Thursday, July 1st, 2010

This flattened trail gives softly to my tread
As cedar trunks suck water from below
Two hundred feet high where new shoots are spread
And, pointing to the sun, tough top tips grow.

With winks of shade and light the slovenly bush
From off the beaten path calls me to turn
I stomp on brittle twigs and logs of mush
I stroke slow swaying fronds of unfurled fern.

Up and down the dance of feed and kill
To music of the robin, jay and gnat
Warble, squawk and buzz. Then all is still
Till shattered by woodpeckers’ rattatat.

Summoned to return, as from a dream
My offering left: a sparkling golden stream.

Intention

Thursday, July 1st, 2010

“You get what you pay for,”
My momma used to say.
But shopping for bargains
Was how she spent her day.

Poetry Reading November 6

Saturday, November 7th, 2009

Outside the night window a mockingbird renders her love
To the moon-soaked restaurant buzz and the creek
Indoors, a succession of bards warble syllables loosed
From the wellspring under the stairs.

Pumping thighs drive the flow
Fondling fingers swell the sound.

Right there!

Saturday, July 11th, 2009

And as an arrow that upon the mark
Strikes ere the bowstring quiet hath become,
So did we speed into the second realm.

My Lady there so joyful I beheld,
As into the brightness of that heaven she entered,
More luminous thereat the planet grew

Dante, Paradiso Canto 5

Yom Kippur 2008

Saturday, October 11th, 2008

The holiday began with Ian cutting chard leaves and eating them cooked, then playing the letter game with me on the floor after supper.  A return to the rapport we used to share when he spent more time here, not just intervals between school and home.
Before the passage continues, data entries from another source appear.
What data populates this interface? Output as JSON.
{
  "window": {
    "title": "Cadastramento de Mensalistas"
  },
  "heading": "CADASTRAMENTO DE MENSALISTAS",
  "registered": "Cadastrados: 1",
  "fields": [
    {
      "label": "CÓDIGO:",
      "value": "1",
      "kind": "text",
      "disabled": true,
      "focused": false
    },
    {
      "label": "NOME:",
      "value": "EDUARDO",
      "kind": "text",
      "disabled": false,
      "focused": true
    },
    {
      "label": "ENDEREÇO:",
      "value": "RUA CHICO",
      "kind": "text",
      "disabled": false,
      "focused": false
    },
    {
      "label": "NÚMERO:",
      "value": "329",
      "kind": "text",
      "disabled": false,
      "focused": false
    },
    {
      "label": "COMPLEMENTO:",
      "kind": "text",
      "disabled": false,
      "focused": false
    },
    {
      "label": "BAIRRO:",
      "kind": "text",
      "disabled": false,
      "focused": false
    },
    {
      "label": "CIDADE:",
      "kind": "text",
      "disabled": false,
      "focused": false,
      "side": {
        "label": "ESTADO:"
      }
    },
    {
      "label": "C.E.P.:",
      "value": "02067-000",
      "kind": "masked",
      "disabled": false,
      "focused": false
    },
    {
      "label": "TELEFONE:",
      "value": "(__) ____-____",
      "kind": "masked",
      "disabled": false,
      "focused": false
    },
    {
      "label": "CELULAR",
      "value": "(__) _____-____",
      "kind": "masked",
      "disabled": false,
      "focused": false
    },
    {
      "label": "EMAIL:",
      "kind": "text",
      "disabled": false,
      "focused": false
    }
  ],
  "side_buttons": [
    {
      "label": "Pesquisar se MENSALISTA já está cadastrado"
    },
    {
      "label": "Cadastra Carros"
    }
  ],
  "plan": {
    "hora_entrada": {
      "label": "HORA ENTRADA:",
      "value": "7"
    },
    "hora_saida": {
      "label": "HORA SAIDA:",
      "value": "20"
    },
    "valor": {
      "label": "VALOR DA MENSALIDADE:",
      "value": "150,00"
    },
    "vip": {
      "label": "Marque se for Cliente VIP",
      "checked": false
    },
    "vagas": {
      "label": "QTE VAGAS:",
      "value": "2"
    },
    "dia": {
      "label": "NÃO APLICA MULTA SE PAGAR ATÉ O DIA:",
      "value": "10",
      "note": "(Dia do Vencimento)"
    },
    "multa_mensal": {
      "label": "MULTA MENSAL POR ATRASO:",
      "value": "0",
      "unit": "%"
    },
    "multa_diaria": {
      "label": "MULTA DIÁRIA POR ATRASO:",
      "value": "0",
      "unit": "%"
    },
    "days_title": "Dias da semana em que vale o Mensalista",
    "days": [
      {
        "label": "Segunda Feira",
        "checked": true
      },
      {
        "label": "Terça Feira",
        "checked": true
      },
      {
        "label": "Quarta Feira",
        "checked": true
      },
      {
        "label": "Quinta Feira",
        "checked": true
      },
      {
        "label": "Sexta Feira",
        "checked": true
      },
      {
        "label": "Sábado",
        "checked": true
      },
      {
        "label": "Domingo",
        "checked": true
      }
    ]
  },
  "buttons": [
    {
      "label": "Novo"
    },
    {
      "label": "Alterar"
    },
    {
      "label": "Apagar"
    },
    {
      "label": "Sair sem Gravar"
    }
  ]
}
I’ve anticipated this holiday for weeks, though  I wasnt sure I’d be able to get away.  I didnt pack my gear until just before leaving last night. I’ve been longing for a respite from the campaigns–Jan’s and Obama’s–and from my own compulsive clicking on  the news of world economic collapse.  I’ve found surcease only while working in the garden and on my upcoming talk on “God and Nature” for the Methodist Church in Morro Bay.

After Dennis took Ian home last night, I pedaled across campus toward Poly Canyon.  Car, bike and pedestrian traffic bustled on the approaches to the new residential complex at its mouth.  The parking structure, swimming pool and athletic field lights cast a garish glow on the huge eucalypti and the mountainsides, but halfway up the canyon it was replaced by moonlight and the hooting of owls. Beyond the Peterson Ranch buildings, I crossed paths with two other bicyclists wearing headlamps as bright as an automobile’s.

I parked the bike by the dirt road near the junction of the south and middle forks of the creek at the base of Cuesta Ridge, a spot insulated from noise and open to a broad sky.  The cricket sounds were overtaken by the rising and falling roar of a crowd way back on campus, probably a soccer game.  By the time I’d finished unpacking and fiddling with my camera, the roar disappeared, and the chorus of crickets returned, now with its own throbbing pulse, like the sound of the stars. Through my binoculars I saw black shadows of mountains on the bright side of the half moon’s dividing line and white summits peeking through the dark side.  As I settled into my sleeping bag, a family of coyotes yodeled to one another across the valley.  Overhead, a shooting star stitched in and out of existence.

I awoke at 2:30. The moon had set and Orion stared down at me. I rested my camera on my shoe and took a fifteen second exposure with manual focus at 1600 ISO.